Can we construct a BST from a pre-order traversal simply by inserting the elements in preorder traversal in sequence into an empty tree?

Question

Given a preorder traversal of a BST.I have to construct the BST. Can I construct the BST from the preorder traversal simply by creating a empty BST and then inserting the elements in preorder traversal one by one starting from the first element and ending at the last element into the empty BST?

For example,consider the following BST:-

    10
   /   \
  5     40
 /  \      \
1    7      50

Its preorder traversal is :

10 5 1 7 40 50

By creating a empty BST and then inserting elements in preorder traversal one by one starting from the first element gives me the exact BST explained as follows:

(empty tree)

insert first element of preorder traversal: 10

   10

insert second element of preorder traversal: 5

   10
   /
  5

similarly,

     10       
   / 
  5  
 /  
1   

     10
   /   
  5    
 /  \  
1    7 

     10
   /   \
  5     40
 /  \ 
1    7

     10
   /   \
  5     40
 /  \      \
1    7      50

Here I have constructed the exact BST just by inserting the elements in preorder traversal one by one into an empty tree.

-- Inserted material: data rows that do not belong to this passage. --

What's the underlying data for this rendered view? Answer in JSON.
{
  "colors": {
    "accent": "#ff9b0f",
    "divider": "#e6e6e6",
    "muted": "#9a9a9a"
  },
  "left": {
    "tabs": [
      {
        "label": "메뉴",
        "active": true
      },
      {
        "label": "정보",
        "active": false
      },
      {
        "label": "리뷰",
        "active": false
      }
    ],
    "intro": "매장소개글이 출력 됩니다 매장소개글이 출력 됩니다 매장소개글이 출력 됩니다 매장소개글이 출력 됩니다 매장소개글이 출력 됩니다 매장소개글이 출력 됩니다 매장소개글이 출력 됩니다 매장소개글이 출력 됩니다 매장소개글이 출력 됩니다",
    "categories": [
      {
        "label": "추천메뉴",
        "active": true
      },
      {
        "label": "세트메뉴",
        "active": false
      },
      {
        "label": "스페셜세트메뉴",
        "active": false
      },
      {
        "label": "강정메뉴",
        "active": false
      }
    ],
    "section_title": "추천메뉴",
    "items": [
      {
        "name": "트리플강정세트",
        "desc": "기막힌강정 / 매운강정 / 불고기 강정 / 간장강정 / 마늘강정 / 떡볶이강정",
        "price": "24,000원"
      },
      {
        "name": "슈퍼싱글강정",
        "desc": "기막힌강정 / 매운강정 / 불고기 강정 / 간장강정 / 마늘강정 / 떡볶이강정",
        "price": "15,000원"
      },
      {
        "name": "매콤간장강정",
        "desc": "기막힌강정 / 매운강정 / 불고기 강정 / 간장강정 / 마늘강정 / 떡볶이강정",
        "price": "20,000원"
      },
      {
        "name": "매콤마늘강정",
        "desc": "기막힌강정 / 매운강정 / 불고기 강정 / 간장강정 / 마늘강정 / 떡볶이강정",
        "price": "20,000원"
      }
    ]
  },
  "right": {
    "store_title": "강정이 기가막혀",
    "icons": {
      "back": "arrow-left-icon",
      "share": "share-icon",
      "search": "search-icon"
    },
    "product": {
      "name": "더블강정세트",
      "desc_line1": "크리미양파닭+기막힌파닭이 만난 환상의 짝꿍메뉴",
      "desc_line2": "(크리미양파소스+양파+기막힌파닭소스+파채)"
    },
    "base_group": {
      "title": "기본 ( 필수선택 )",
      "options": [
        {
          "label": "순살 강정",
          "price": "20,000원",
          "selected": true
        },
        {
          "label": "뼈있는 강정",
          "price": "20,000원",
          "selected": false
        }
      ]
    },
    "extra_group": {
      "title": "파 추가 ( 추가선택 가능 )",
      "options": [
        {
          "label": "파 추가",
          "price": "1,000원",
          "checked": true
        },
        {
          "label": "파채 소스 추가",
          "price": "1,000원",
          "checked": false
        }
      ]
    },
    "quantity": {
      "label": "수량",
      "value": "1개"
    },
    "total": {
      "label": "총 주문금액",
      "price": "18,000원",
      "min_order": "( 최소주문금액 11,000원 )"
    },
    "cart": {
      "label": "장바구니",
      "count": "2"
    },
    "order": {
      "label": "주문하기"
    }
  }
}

Will this algorithm work at all cases?Is there any case where this algorithm wont work?

void insertIntoTree(struct* Node,int val)
{
   if(Node == NULL)
   {
       Node = createNewNode(val);
       return;
   }
   if(val < Node->val)
      insertIntoTree(Node->left,val);
   else
      insertIntoTree(Node->right,val);

}
int main()
{
  int preorderlist[] = { 10,5,1,7,40,50};

  for(int i=0;i <= preorderlist.size();i++)
  {
     insertIntoTree(TreeRoot,preorderlist[i]);
  }

}

Answer 1

Your code will work, but it is not efficient. You are not using the pre-order property of the array. In fact, your code is building a BST from a general array. To improve your algorithm, you can build the tree recursively, keeping minRange and maxRange in each node. If the next element is outside the range of the current node, return back to the parent node.

EDIT: You will get the same tree, but the complexity will be O(N*logN) if the original tree was balanced and O(N^2) if it was not.

I don't want to write the code for you, but I'll try to explain my algorithm better: Keep a pointer to the last node you inserted. Also for each node keep the range of the subtree. When inserting an element, start with the pointer you kept. if the new node is in the range, insert it as a child and update the pointer. if it is not in the range, move the pointer up to its parent and try to insert there. To update the range: if you insert the new node as a left child, set its maxRange to its parent value. and respectively set minRange for a right child. The complexity will be O(N) for all cases.

Answer 2

Yes , it will work . The reason for that can be understood as follows - Since in the pre order traversal , the root node is written before its branches , therefore while traversing the array of values , you will always encounter the parent first and then its branches , and hence the tree generated by this method will be the same as the required tree . However I dont think this method will work if Inorder and Postorder traversals were given , and as others have pointed out , this is less efficient than the resursive way of doing it (althought I dont know why , further edits explaining the time complexities of both the algorithms are welcome )